Karlene Betteridge is a municipal leader working at the intersection of governance, structure, and organizational integrity. With experience in local government and the private sector, she focuses on how systems actually function under pressure: where authority sits, how decisions move, and what allows organizations to hold over time. Through her writing, she explores the often unseen structural conditions that shape governance, with a focus on clarity, accountability, and sustainable design.
About the Letter Series
A conductor does not play a single instrument. They do not write the music. They do not sit in the audience. They stand at the center of something complicated and alive, and they hold it together through clarity, timing, and an intimate understanding of every voice in the room.
This is what a Chief Administrative Officer does. This is what a leader does at the apex of any organization with a board.
In a municipality, Council writes the music. They set the vision, establish the policy, and determine the direction that reflects what the community values and what it needs. They answer the fundamental question of governance: what do we want to become?
The CAO conducts. They translate that vision into motion – coordinating the expertise of staff, navigating the complexity of operations, and ensuring that every section of the organization plays its part in alignment with Council’s direction. The CAO answers the quieter question: how do we get there, together, without losing anyone along the way?

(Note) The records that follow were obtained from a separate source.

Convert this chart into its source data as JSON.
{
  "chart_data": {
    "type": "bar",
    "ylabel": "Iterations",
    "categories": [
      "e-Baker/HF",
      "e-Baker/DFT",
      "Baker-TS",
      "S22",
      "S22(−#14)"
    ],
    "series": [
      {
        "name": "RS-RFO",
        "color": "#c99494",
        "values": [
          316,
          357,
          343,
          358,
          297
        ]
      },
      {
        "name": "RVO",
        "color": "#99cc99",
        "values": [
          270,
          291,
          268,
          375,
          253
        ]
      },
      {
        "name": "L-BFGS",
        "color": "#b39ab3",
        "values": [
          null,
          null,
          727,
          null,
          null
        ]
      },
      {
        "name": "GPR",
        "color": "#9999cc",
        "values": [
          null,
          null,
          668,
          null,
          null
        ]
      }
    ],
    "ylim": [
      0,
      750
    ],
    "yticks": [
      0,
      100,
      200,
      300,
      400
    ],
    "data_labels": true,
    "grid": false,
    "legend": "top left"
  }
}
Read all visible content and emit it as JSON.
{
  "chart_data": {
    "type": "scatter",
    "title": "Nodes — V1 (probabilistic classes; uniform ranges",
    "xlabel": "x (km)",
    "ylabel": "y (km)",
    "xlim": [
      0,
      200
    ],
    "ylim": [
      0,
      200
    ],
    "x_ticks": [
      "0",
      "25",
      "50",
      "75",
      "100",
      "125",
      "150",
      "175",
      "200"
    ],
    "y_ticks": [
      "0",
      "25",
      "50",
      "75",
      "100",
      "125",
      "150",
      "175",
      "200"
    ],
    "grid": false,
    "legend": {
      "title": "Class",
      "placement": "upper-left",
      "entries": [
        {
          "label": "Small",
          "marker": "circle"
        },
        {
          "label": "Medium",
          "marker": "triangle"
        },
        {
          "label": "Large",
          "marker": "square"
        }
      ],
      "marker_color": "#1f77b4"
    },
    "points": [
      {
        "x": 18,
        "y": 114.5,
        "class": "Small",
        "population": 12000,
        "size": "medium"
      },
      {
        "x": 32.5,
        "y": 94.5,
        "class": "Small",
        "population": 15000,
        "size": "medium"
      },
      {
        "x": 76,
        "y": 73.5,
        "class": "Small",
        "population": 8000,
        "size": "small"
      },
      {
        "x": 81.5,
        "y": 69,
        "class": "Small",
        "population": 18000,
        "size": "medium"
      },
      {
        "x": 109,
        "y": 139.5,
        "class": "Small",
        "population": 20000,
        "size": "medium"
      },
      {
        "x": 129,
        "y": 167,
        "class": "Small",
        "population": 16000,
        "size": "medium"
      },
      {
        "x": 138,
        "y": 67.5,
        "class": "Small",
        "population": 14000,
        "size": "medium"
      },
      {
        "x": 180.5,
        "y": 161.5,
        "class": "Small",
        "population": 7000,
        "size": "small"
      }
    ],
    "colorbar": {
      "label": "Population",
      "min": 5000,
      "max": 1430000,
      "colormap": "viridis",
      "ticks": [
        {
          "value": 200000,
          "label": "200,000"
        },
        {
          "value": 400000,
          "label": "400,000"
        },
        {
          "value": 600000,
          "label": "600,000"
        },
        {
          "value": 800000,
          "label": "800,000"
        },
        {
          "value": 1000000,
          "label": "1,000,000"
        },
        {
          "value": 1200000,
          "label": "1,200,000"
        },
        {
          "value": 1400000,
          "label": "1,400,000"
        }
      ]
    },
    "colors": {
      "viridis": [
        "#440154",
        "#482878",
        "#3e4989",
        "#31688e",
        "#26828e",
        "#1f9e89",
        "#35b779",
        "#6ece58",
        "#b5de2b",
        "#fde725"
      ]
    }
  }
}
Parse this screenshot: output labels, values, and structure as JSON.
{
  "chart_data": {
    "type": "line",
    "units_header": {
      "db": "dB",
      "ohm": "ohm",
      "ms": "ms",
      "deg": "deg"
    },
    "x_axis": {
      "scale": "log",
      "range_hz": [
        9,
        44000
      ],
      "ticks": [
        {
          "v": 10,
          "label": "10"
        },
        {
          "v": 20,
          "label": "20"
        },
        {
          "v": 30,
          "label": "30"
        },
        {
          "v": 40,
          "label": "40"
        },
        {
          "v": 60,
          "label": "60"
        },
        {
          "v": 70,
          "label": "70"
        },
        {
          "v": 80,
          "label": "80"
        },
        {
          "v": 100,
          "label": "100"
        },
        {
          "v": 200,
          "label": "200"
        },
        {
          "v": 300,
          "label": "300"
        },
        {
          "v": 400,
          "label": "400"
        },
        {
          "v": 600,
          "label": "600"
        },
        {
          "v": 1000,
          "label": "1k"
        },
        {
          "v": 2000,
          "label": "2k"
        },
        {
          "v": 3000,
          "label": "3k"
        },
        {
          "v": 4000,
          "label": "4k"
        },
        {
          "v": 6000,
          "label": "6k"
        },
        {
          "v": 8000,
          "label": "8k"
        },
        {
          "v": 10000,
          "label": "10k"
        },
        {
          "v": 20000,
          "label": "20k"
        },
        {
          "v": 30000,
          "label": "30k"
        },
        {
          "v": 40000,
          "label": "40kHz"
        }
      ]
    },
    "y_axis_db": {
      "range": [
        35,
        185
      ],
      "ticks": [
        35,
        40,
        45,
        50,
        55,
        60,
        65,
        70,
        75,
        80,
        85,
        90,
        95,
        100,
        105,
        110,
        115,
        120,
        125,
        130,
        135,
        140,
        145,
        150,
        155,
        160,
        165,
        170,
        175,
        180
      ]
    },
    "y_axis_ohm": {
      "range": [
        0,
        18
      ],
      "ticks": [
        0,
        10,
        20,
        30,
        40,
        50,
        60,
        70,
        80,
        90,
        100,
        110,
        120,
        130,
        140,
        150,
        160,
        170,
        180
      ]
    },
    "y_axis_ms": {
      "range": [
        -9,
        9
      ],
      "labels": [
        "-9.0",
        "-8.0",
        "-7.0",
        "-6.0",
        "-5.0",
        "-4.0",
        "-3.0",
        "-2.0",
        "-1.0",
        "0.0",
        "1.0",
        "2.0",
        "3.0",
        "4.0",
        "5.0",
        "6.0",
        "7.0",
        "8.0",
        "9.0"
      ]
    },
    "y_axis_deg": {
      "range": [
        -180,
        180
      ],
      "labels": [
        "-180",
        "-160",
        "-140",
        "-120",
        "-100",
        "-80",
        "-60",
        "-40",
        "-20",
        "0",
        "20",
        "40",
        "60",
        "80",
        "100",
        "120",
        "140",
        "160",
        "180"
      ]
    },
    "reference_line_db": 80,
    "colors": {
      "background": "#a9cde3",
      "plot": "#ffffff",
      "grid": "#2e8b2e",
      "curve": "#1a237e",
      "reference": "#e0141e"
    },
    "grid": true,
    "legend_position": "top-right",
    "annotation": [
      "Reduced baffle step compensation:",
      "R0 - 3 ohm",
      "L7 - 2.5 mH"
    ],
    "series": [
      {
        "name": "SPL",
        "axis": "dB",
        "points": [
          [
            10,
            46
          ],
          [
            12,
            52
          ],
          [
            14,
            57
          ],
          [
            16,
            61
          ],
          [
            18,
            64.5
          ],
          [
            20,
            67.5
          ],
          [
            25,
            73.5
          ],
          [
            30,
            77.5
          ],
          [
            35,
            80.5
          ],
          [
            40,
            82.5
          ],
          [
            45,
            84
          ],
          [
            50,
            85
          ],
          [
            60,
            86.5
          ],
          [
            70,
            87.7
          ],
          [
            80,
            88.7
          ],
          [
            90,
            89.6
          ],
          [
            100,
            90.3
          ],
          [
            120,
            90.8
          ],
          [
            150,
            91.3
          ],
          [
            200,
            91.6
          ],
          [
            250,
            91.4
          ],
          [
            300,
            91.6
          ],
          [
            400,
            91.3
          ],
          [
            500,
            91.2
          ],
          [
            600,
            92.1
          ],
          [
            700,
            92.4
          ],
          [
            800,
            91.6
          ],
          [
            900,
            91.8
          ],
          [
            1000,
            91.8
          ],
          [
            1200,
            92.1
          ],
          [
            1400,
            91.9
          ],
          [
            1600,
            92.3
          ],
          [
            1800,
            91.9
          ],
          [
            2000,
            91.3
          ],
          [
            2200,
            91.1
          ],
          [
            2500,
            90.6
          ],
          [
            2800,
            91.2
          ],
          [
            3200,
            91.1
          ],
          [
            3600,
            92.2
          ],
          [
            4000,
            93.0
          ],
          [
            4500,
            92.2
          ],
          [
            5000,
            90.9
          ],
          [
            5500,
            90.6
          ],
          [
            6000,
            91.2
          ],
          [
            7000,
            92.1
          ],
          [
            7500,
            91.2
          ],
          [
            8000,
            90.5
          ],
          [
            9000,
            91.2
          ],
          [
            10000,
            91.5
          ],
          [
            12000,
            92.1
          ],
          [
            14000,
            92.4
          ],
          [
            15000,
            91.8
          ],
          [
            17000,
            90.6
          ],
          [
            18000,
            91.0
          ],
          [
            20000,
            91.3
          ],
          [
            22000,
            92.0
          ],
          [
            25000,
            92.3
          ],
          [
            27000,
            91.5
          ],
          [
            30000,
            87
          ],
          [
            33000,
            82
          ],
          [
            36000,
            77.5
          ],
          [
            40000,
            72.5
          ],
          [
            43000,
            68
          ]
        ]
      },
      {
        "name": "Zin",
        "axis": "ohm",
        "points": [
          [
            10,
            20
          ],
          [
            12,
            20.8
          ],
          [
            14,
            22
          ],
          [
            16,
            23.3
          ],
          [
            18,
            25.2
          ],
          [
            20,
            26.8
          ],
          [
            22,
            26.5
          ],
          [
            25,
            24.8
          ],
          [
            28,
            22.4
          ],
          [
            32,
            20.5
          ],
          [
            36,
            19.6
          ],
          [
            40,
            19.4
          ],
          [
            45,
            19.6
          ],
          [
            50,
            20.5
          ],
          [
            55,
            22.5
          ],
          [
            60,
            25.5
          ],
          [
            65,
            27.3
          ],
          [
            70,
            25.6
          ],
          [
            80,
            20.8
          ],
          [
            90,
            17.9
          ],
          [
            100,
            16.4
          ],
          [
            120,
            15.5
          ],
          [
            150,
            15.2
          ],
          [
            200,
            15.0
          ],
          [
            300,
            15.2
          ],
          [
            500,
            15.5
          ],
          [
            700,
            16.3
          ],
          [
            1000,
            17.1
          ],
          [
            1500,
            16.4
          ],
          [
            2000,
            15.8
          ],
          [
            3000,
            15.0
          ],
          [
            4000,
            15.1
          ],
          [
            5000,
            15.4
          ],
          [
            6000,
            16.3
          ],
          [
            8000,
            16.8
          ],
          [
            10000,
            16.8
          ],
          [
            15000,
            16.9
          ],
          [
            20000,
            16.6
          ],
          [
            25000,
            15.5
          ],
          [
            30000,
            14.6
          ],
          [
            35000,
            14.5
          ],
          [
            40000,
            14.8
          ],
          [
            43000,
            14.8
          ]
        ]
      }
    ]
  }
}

Staff play the instruments. Each role, each department, each skilled person in the organization brings something that the whole cannot function without. Operations. Finance. Legislative Services. Community Relations. Planning. The conductor does not play their instruments for them; they create the conditions for each person to play well.
And the citizens listen. They hear the music long before they read the policy. They feel it in the services they receive, in the responsiveness of their government, in whether their community feels like a place that is well held. They provide the most important feedback of all, not in chambers, but in daily life. Whether the music is working. Whether it needs to be rewritten. Whether it is still playing for them.
I called this series Conducting Governance because the metaphor is not decorative. It is structural. Good governance requires the same things a great orchestra requires: clarity of role, trust between sections, a shared understanding of the score, and a conductor who is not trying to play every instrument, but who is responsible, deeply and completely, for how the whole thing sounds.
These letters explore what happens when that structure holds, and what quietly breaks it when it doesn’t.